The Effect of Dispersal Patterns on Stream Populations

• Published in: SIAM review Vol. 47; no. 4; pp. 749 - 772
• Main Authors: Lutscher, Frithjof, Pachepsky, Elizaveta, Lewis, Mark A.
• Format: Journal Article
• Language: English
• Published: Philadelphia, PA Society for Industrial and Applied Mathematics 01.12.2005
• Subjects: Advection; Dispersal; Ecological modeling; Eigenvalues; Exact sciences and technology; Information and communication sciences; Information science. Documentation; Information service management; Integral equations; Mathematical analysis; Mathematical functions; Mathematics; Ordinary differential equations; Paradoxes; Population; Population dynamics; Population ecology; Sciences and techniques of general use; Sigest; Speed; Stream flow; Streams; Studies; Velocity; Drift paradox; drift paradox 92B05; 34K05; nonlocal dispersal. critical domain size; Critical domain; Kernel method; 45C05; Scientific computation; Applied mathematics; Critical study; Population dynamics; Spread speed; Integrodifferential equation
• ISSN: 0036-1445; 1095-7200
• DOI: 10.1137/050636152

Individuals in streams are constantly subject to predominantly unidirectional flow.

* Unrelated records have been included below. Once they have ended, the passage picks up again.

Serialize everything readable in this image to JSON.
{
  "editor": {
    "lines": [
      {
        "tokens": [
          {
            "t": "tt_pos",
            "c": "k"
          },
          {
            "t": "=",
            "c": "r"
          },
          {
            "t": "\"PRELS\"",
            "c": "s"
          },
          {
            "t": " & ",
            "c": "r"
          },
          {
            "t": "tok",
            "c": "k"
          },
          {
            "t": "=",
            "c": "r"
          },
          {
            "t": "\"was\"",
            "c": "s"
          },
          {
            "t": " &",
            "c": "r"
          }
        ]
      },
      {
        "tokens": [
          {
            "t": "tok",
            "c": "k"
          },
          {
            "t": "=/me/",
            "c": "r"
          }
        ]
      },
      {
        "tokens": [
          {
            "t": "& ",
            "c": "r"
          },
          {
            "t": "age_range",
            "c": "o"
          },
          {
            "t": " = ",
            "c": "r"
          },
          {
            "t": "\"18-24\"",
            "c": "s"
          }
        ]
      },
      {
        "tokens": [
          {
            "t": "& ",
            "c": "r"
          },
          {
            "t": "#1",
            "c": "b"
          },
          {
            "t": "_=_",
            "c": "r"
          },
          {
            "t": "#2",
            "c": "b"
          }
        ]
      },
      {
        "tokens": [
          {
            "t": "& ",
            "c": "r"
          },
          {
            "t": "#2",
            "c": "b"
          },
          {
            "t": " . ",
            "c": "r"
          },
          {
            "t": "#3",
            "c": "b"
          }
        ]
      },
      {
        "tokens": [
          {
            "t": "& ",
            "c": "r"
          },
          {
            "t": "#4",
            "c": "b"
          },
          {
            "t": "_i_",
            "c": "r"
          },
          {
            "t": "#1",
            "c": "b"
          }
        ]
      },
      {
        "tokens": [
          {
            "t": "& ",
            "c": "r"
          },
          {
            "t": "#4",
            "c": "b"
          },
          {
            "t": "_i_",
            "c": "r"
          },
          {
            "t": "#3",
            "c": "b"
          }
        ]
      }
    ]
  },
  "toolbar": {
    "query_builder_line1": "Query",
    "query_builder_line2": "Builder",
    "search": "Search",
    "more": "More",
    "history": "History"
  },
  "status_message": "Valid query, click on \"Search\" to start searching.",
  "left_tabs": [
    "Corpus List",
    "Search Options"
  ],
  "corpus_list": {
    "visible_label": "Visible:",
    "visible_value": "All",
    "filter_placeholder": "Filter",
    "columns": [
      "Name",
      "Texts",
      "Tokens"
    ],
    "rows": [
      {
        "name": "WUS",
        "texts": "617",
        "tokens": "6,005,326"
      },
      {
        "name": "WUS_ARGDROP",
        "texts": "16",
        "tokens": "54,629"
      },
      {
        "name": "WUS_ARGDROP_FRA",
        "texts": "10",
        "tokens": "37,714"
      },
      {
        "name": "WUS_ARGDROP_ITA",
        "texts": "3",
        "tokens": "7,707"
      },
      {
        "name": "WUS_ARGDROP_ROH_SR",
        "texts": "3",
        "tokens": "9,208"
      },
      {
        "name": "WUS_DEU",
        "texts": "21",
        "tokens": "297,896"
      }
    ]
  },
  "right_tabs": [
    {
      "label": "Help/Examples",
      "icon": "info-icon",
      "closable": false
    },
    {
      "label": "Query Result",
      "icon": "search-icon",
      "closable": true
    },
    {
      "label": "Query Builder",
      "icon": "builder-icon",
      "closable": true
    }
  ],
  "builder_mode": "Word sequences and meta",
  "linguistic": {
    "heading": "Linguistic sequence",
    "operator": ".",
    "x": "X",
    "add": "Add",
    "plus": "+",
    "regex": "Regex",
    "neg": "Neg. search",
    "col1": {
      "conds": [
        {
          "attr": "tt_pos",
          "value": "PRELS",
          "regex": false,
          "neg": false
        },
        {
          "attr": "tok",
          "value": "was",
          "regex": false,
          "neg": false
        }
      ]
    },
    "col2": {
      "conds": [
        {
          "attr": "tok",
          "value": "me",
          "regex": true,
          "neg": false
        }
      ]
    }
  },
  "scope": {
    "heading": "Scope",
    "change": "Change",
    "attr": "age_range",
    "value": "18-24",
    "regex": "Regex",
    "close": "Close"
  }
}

The question of how these populations can persist in upper stream reaches is known as the "drift paradox." We employ a general mechanistic movement-model framework and derive dispersal kernels for this situation. We derive thin- as well as fat-tailed kernels. We then introduce population dynamics and analyze the resulting integrodifferential equation. In particular, we study how the critical domain size and the invasion speed depend on the velocity of the stream flow. We give exact conditions under which a population can persist in a finite domain in the presence of stream flow, as well as conditions under which a population can spread against the direction of the flow. We find a critical stream velocity above which a population cannot persist in an arbitrarily large domain. At exactly the same stream velocity, the invasion speed against the flow becomes zero; for larger velocities, the population retreats with the flow.